The acrylic and oil and canvas pieces are eloquent appeals to culture, tradition and religion. “Royal Dance”, Everlasting Kingdom”, “Carnival” and Edo Bride bear some sparks of his fetish for mores and the vitality they reflected. The Yaba College of Technology graduate said such images were products of his journeys around the country as well as the value he placed on such experiences.
“The cultural value of my people is the most important issue in my heart which is prevalent in my works. There is no race without a culture. In fact that is what makes a people unique.”
While Arifajogun’s outpouring is a subtle commentary on the need for people to remain faithful to their traditional heritage, George’s are very critical of the societal anomalies. Corruption, societal facades and other pressing issues are the theme songs of his works couched in lush colours. These issues had nibbled at his temperament from a very early stage of his career.
“I just find myself putting the puzzles together and fitting them perfectly to make a beautiful piece,” he added with a grin. “This may be responsible for the myriad of styles and execution patterns in this body of works.”

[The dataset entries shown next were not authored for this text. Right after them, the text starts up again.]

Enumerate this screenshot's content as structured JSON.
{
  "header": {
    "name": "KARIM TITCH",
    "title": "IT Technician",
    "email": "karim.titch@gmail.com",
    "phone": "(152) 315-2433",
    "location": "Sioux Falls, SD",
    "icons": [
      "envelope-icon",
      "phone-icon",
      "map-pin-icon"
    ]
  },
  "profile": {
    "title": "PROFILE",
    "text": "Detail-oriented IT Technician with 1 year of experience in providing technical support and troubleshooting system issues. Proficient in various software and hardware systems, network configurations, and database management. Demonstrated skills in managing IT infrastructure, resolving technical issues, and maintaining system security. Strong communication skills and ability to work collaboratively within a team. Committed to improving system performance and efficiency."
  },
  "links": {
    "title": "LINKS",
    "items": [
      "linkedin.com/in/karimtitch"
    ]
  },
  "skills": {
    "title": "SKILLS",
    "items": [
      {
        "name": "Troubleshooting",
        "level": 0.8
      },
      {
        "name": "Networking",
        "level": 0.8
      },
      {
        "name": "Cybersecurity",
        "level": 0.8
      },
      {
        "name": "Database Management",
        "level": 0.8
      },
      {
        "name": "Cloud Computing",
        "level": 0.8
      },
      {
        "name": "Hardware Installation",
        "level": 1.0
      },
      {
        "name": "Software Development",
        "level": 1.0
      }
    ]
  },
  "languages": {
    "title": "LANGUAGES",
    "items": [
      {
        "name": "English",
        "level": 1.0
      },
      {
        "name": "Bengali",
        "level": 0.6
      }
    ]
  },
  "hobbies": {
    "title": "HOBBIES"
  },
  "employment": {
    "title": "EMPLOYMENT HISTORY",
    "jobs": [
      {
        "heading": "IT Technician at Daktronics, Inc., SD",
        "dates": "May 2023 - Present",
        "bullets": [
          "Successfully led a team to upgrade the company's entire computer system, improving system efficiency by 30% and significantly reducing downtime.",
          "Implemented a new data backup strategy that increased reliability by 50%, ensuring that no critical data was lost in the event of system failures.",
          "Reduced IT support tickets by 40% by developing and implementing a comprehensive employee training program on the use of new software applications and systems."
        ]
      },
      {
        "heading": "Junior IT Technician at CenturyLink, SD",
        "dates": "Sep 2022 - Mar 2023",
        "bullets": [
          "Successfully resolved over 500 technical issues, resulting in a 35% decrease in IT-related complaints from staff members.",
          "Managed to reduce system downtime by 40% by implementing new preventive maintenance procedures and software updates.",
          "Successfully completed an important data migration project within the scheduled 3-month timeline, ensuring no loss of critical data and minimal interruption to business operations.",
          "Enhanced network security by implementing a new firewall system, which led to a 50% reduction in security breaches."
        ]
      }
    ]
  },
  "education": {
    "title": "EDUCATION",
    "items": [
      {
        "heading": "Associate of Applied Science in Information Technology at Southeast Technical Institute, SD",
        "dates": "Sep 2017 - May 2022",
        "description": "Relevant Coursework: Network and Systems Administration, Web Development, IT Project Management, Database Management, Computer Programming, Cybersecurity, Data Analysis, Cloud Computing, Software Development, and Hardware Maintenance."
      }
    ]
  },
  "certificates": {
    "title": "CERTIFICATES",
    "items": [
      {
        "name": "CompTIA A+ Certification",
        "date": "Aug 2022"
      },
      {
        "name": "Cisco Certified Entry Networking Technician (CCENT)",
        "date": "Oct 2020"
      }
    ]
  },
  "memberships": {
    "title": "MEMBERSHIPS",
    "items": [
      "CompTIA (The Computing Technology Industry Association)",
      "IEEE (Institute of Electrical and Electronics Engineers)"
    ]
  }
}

A trio of personal series had also fed the current collection and trajectory of the Auchi Polytechnic graduate. In the joint exhibition, his paintings “Alliance” and “Diplomacy” are stark in their simplicity but profound in their messages. “Blooms II” and “I Shall Not Want” hint at his predilection for adorning the background of his paintings with motifs. His love for colours, meanwhile, proclaims his provenance. Revealing that the current progression had been birthed by previous experimentations with the “Naked Truth”, “Disobedience” and “Giant Stride”, George said his current creations were intended as a jolt to the viewer.
“It (Diplomacy) is a satirical representation of international diplomacy. Here I am looking at first world countries and how they are cajoling African countries just because they want to rape them,” he explained. “Take the issue of Libya, Iraq and other countries. The same also applies to individuals.”

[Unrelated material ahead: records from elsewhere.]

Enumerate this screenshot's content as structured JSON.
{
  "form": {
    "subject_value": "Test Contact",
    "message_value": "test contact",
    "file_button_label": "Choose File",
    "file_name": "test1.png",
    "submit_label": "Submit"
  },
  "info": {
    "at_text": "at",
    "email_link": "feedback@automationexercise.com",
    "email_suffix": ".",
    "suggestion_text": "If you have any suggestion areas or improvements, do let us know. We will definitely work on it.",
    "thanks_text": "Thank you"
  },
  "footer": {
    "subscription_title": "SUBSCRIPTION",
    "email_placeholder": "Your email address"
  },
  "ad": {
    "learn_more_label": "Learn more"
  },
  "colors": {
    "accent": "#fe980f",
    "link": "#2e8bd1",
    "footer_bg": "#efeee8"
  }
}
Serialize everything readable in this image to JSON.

George also frowned at the vexatious issue of societal greed. For him, this malaise was synonymous with the upper cadre of society. This inspired his oil on canvas painting titled “The Ruling Class”, which has an overweight fellow sporting a tunic made from naira notes. This is just one in the catchy characters adorning his art.
“This examines corruption in the country. We often look at the other person as corrupt forgetting that in some subtle way we are also feeding the giant.”
Both painters converge on the theme of religion. While George offers the work, “He Lives” and Arifajogun confronts the viewers with “Procession”. Both works attest to their religiosity.
On leaving the advertising world, both artists were uncertain about their survival. But then, they also harboured some apprehension during their time out of the visual arts lane. Hence they were not perturbed. Given their passion for what they called their first love, they said time would be the best judge of their capabilities and the cause behind their exhibition title.
“The experience at the advert company has trained my way of painting. I am not looking at my art from a commercial perspective,” George said. “Our vision is to pursue that which is our main love which we studied in school.
“We are coming out strong and our coming out is not for fun. We’ll be there as long as the Lord keeps us on this earth.”
The exhibition, Re-emergence ends on August 28.